Jews may have stayed away from Jerusalem at that point, but not the rest of the land.  Others returned.  Some Jews left the land to go to places like Arabia where they formed new settlements or joined other Jewish Arabian communities that had been established around the time of their captivity in Babylon or even before then. 

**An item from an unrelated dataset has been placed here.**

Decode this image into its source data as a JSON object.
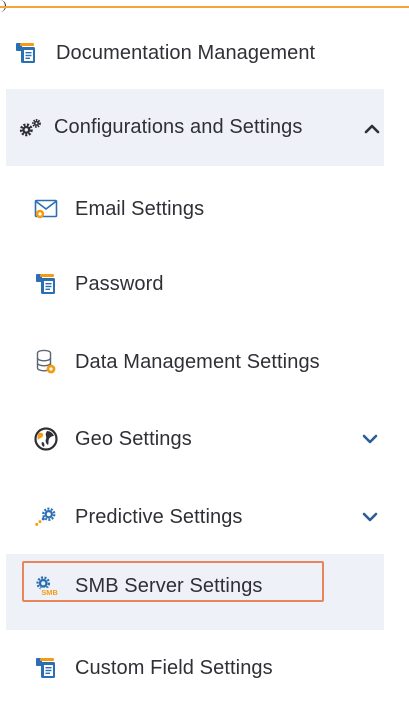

Jews had probably settled in Arabia at the fall of Samaria in 721 BCE.  There was even a Jewish military colony in Aswan and upper Egypt founded just after the fall of Samaria.  In the 1st and 2nd centuries CE Arabia offered a near asylum to Jews victimized by the ruthless Romans.  By the 7th Century CE it would spawn Islam, but a number of Jewish and Christian settlements were established in different parts spreading Aramaic and Hellenistic culture.  A Christian center was Najran.  Jews and Judaised Arabs were everywhere, especially in Yathrib, later named Medina.  This was to become the Arab world's 2nd holiest city, first settled by the Jewish tribes from the north, the Banu Nadir and Banu Quraiza.  It's where Mohammad listened to Jewish stories from the Torah from readers on the streets.